Heat sealing using a multilayer film in which a heat sealing resin layer (A), a laminating resin layer (B) and a base material layer (C) are laminated in the order of (A) / (B) / (C) A multilayer container having the resin layer (A) as an inner surface,
The heat seal resin layer (A) comprises a propylene homopolymer (a1), a high density polyethylene (a2) having a melt flow rate of 1 g / 10 min or less, and a low density polyethylene (a3).
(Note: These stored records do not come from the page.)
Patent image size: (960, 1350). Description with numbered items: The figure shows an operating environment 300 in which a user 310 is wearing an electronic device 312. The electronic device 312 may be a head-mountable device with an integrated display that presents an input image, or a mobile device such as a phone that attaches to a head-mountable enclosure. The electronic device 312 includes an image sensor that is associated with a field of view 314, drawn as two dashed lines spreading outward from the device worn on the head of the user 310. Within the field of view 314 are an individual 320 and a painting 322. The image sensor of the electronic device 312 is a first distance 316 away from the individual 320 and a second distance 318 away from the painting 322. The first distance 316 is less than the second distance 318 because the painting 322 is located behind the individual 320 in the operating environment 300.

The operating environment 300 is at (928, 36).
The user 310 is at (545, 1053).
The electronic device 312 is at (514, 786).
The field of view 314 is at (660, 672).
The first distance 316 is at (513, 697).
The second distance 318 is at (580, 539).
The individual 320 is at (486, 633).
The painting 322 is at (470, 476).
A) is contained in 95% by mass or more in the resin constituting the resin layer , the content of the low density polyethylene (a3) in the resin constituting the resin layer (A) is 15 to 30% by mass , and the propylene alone Use ratio (mass ratio) of the polymer (a1) and the high-density polyethylene (a2) (a1) / (a2) is in the range of 60/40 to 40/60, and the propylene homopolymer (a1) and Use ratio (mass ratio) of the total mass of the high-density polyethylene (a2) and the low-density polyethylene (a3) [(a1) + (a2)] / (a3) is in the range of 90/10 to 65/35. And
The laminating resin layer (B) is a single layer or multilayer resin layer containing an olefin resin,
The easily openable multilayer container, wherein the base material layer (C) is made of a thermoplastic resin sheet.   The easily openable multilayer container according to claim 1, wherein the heat seal resin layer (A) has a surface roughness (Ra) based on JIS B-0601 of 1.0 to 2.0.   The easily openable multilayer container according to claim 1 or 2, wherein a flange is provided on an outer periphery of the multilayer container, and the lid (X) is heat-sealed and sealed on the flange portion.   The easily openable multilayer container according to claim 3, wherein the sealing surface of the lid (X) is a single-layer or multilayer film mainly composed of a polypropylene resin.   The easily filling multilayer container according to any one of claims 1 to 4, wherein the inside is a gel food. Manufacturing method of easily openable multilayer container in which heat seal resin layer (A), resin layer for laminating (B) and base material layer (C) are laminated in the order of (A) / (B) / (C) Because
As the resin for the heat seal resin layer (A), a propylene homopolymer (a1), a high density polyethylene (a2) having a melt flow rate of 1 g / 10 min or less, and a low density polyethylene (a3) are used. It is contained in the resin constituting the layer (A) at 95% by mass or more, and the proportion of use of the propylene homopolymer (a1) and the high-density polyethylene (a2) (mass ratio) (a1) / (a2) Is in the range of 60/40 to 40/60, and the use ratio (mass ratio) of the total mass of the propylene homopolymer (a1) and the high-density polyethylene (a2) and the low-density polyethylene (a3) [ (A1) + (a2)] / (a3) is used in the range of 90/10 to 65/35,
As the resin for laminating resin layer (B), using a resin containing an olefin resin,
The heat seal resin layer (A) and the resin for laminate resin layer (B) are used to form surface irregularities on the heat seal resin layer (A) by a coextrusion lamination method, and the heat seal resin layer ( After obtaining a multilayer film having A) and a resin layer for laminating (B),
A method for producing an easily openable multilayer container, comprising: laminating a base material layer (C) comprising a thermoplastic resin sheet on the laminating resin layer (B) side of the multilayer film. The method for producing an easily openable multilayer container according to claim 6, wherein the multilayer film and the thermoplastic resin sheet are laminated using an adhesive. The method for producing an easily openable multilayer container according to claim 6, wherein the multilayer film and the thermoplastic resin sheet are laminated using an extrusion lamination method. The method for producing an easily openable multilayer container according to claim 6, wherein the multilayer film and the thermoplastic resin sheet are stacked using a thermal lamination method.